By Mathew Wilkins
VANCOUVER – Post-classical, neoclassical, neoromantic, electroacoustic… these are just a few words to describe types of music even our most seasoned concert-going readership may have a hard time defining. Yet they are also the sonic bread and butter of Music on Main’s annual Modulus Festival, a five-day showcase of the world’s best in contemporary classical music. Aimed at providing diverse and accessible programming to the city, this festival is the perfect opportunity for those of us looking to expand our sonic palate.
“Modulus is full of opportunities to get in a room with people from around the world and hear things that you don’t normally get to hear in your own community,” says Dave Pay, founder of Music on Main and Artistic Director for the festival.
According to Pay, Modulus’ programming is absolutely brimming with the unconventional; composers, conductors, and performers from far and wide have been specially selected for this year’s festival to show Vancouver citizens how “composers are seeing and hearing the world.” Included in the programming are artists like British composer and vocalist Laura Bowler, whose piece explores online political activism through lyricism, composition, and mixed media. Others, like French composer Thierry Pécou, have written works for the show that, through their music, provide refuge from rapid and invasive technological progress.
“These artists are of the world,” explains Pay of this year’s selections. “And they’re creating works that are of the world and relevant to all of us. And that’s something that I think people don’t expect with new music, or contemporary classical, or whatever they’re calling it.”
This year’s music, as a result, is highly varied. Some pieces explore what Pay calls “the fallibility of technology.” Other performances focus on the audience’s visceral reaction to sound. Yet words obviously fail when trying to describe the myriad compositions that will be at this year’s Modulus. The best option, dear readers, is obviously to attend… and with ticket prices sitting at a comfortable maximum of $29, this opportunity is a hard one for the sonically curious to pass up. Not convinced?

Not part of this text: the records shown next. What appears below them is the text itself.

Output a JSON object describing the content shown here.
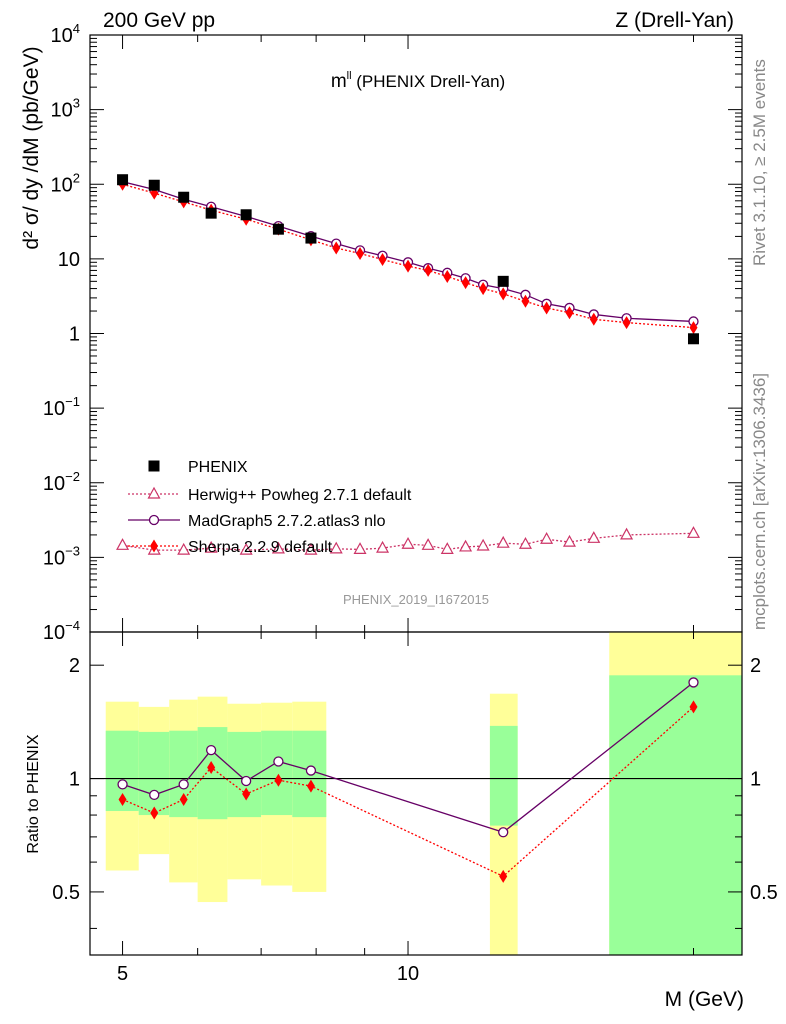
{
  "header": {
    "left": "200 GeV pp",
    "right": "Z (Drell-Yan)"
  },
  "side_text": {
    "top": "Rivet 3.1.10, ≥ 2.5M events",
    "bottom": "mcplots.cern.ch [arXiv:1306.3436]"
  },
  "colors": {
    "phenix": "#000000",
    "herwig": "#cc3366",
    "madgraph": "#660066",
    "sherpa": "#ff0000",
    "band_inner": "#99ff99",
    "band_outer": "#ffff99"
  },
  "chart_data": [
    {
      "type": "scatter",
      "title": "m",
      "title_superscript": "ll",
      "title_suffix": " (PHENIX Drell-Yan)",
      "ylabel": "d² σ/ dy /dM (pb/GeV)",
      "yscale": "log",
      "ylim": [
        0.0001,
        10000
      ],
      "yticks": [
        {
          "v": 10000,
          "base": "10",
          "exp": "4"
        },
        {
          "v": 1000,
          "base": "10",
          "exp": "3"
        },
        {
          "v": 100,
          "base": "10",
          "exp": "2"
        },
        {
          "v": 10,
          "base": "10",
          "exp": ""
        },
        {
          "v": 1,
          "base": "1",
          "exp": ""
        },
        {
          "v": 0.1,
          "base": "10",
          "exp": "−1"
        },
        {
          "v": 0.01,
          "base": "10",
          "exp": "−2"
        },
        {
          "v": 0.001,
          "base": "10",
          "exp": "−3"
        },
        {
          "v": 0.0001,
          "base": "10",
          "exp": "−4"
        }
      ],
      "watermark": "PHENIX_2019_I1672015",
      "series": [
        {
          "name": "PHENIX",
          "marker": "square",
          "color": "#000000",
          "x": [
            5.0,
            5.4,
            5.8,
            6.2,
            6.75,
            7.3,
            7.9,
            12.6,
            20.0
          ],
          "y": [
            115,
            97,
            67,
            41,
            39,
            25,
            19,
            5.0,
            0.85
          ]
        },
        {
          "name": "Herwig++ Powheg 2.7.1 default",
          "marker": "triangle",
          "color": "#cc3366",
          "line": "dotted",
          "x": [
            5.0,
            5.4,
            5.8,
            6.2,
            6.75,
            7.3,
            7.9,
            8.4,
            8.9,
            9.4,
            10.0,
            10.5,
            11.0,
            11.5,
            12.0,
            12.6,
            13.3,
            14.0,
            14.8,
            15.7,
            17.0,
            20.0
          ],
          "y": [
            0.00145,
            0.00125,
            0.00125,
            0.00133,
            0.00125,
            0.0013,
            0.00125,
            0.0013,
            0.00128,
            0.00133,
            0.0015,
            0.00145,
            0.00128,
            0.00138,
            0.00142,
            0.00155,
            0.0015,
            0.00175,
            0.0016,
            0.0018,
            0.002,
            0.0021
          ]
        },
        {
          "name": "MadGraph5 2.7.2.atlas3 nlo",
          "marker": "circle",
          "color": "#660066",
          "line": "solid",
          "x": [
            5.0,
            5.4,
            5.8,
            6.2,
            6.75,
            7.3,
            7.9,
            8.4,
            8.9,
            9.4,
            10.0,
            10.5,
            11.0,
            11.5,
            12.0,
            12.6,
            13.3,
            14.0,
            14.8,
            15.7,
            17.0,
            20.0
          ],
          "y": [
            108,
            85,
            63,
            50,
            37,
            27.5,
            20.2,
            16,
            13,
            11,
            9,
            7.5,
            6.5,
            5.5,
            4.5,
            4,
            3.3,
            2.5,
            2.2,
            1.8,
            1.6,
            1.45
          ]
        },
        {
          "name": "Sherpa 2.2.9 default",
          "marker": "diamond",
          "color": "#ff0000",
          "line": "dotted",
          "x": [
            5.0,
            5.4,
            5.8,
            6.2,
            6.75,
            7.3,
            7.9,
            8.4,
            8.9,
            9.4,
            10.0,
            10.5,
            11.0,
            11.5,
            12.0,
            12.6,
            13.3,
            14.0,
            14.8,
            15.7,
            17.0,
            20.0
          ],
          "y": [
            100,
            76,
            58,
            45,
            34,
            25,
            18,
            14,
            11.8,
            9.8,
            8,
            7,
            5.8,
            4.8,
            4,
            3.4,
            2.7,
            2.2,
            1.9,
            1.55,
            1.4,
            1.2
          ]
        }
      ]
    },
    {
      "type": "scatter",
      "ylabel": "Ratio to PHENIX",
      "xlabel": "M (GeV)",
      "yscale": "log",
      "ylim": [
        0.34,
        2.45
      ],
      "yticks": [
        {
          "v": 0.5,
          "label": "0.5"
        },
        {
          "v": 1,
          "label": "1"
        },
        {
          "v": 2,
          "label": "2"
        }
      ],
      "xscale": "log",
      "xlim": [
        4.62,
        22.5
      ],
      "xticks": [
        {
          "v": 5,
          "label": "5"
        },
        {
          "v": 10,
          "label": "10"
        }
      ],
      "reference_line": 1,
      "bands": [
        {
          "x": [
            4.8,
            5.2
          ],
          "inner": [
            0.82,
            1.34
          ],
          "outer": [
            0.57,
            1.6
          ]
        },
        {
          "x": [
            5.2,
            5.6
          ],
          "inner": [
            0.8,
            1.33
          ],
          "outer": [
            0.63,
            1.55
          ]
        },
        {
          "x": [
            5.6,
            6.0
          ],
          "inner": [
            0.79,
            1.34
          ],
          "outer": [
            0.53,
            1.62
          ]
        },
        {
          "x": [
            6.0,
            6.45
          ],
          "inner": [
            0.78,
            1.37
          ],
          "outer": [
            0.47,
            1.65
          ]
        },
        {
          "x": [
            6.45,
            7.0
          ],
          "inner": [
            0.79,
            1.33
          ],
          "outer": [
            0.54,
            1.58
          ]
        },
        {
          "x": [
            7.0,
            7.55
          ],
          "inner": [
            0.8,
            1.34
          ],
          "outer": [
            0.52,
            1.59
          ]
        },
        {
          "x": [
            7.55,
            8.2
          ],
          "inner": [
            0.79,
            1.34
          ],
          "outer": [
            0.5,
            1.6
          ]
        },
        {
          "x": [
            12.2,
            13.05
          ],
          "inner": [
            0.75,
            1.38
          ],
          "outer": [
            0.34,
            1.68
          ]
        },
        {
          "x": [
            16.3,
            22.5
          ],
          "inner": [
            0.34,
            1.88
          ],
          "outer": [
            0.34,
            2.45
          ]
        }
      ],
      "series": [
        {
          "name": "MadGraph5 2.7.2.atlas3 nlo",
          "marker": "circle",
          "color": "#660066",
          "line": "solid",
          "x": [
            5.0,
            5.4,
            5.8,
            6.2,
            6.75,
            7.3,
            7.9,
            12.6,
            20.0
          ],
          "y": [
            0.965,
            0.905,
            0.965,
            1.19,
            0.985,
            1.11,
            1.05,
            0.72,
            1.8
          ]
        },
        {
          "name": "Sherpa 2.2.9 default",
          "marker": "diamond",
          "color": "#ff0000",
          "line": "dotted",
          "x": [
            5.0,
            5.4,
            5.8,
            6.2,
            6.75,
            7.3,
            7.9,
            12.6,
            20.0
          ],
          "y": [
            0.88,
            0.81,
            0.88,
            1.07,
            0.91,
            0.99,
            0.955,
            0.55,
            1.55
          ]
        }
      ]
    }
  ]
}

Try checking out some of the free Modulus events to whet your aural appetite.
”We want all the shows to be accessible because we know that sharing art and experiencing art together builds a stronger community,” explains Pay, before artfully capping off the interview with something we can all agree on:
“We all end up caring more for each other when we listen together.”
Modulus Festival runs from November 2-6 at the Roundhouse Community Arts & Recreation Centre, CBC Studio 700, and The Post at 750.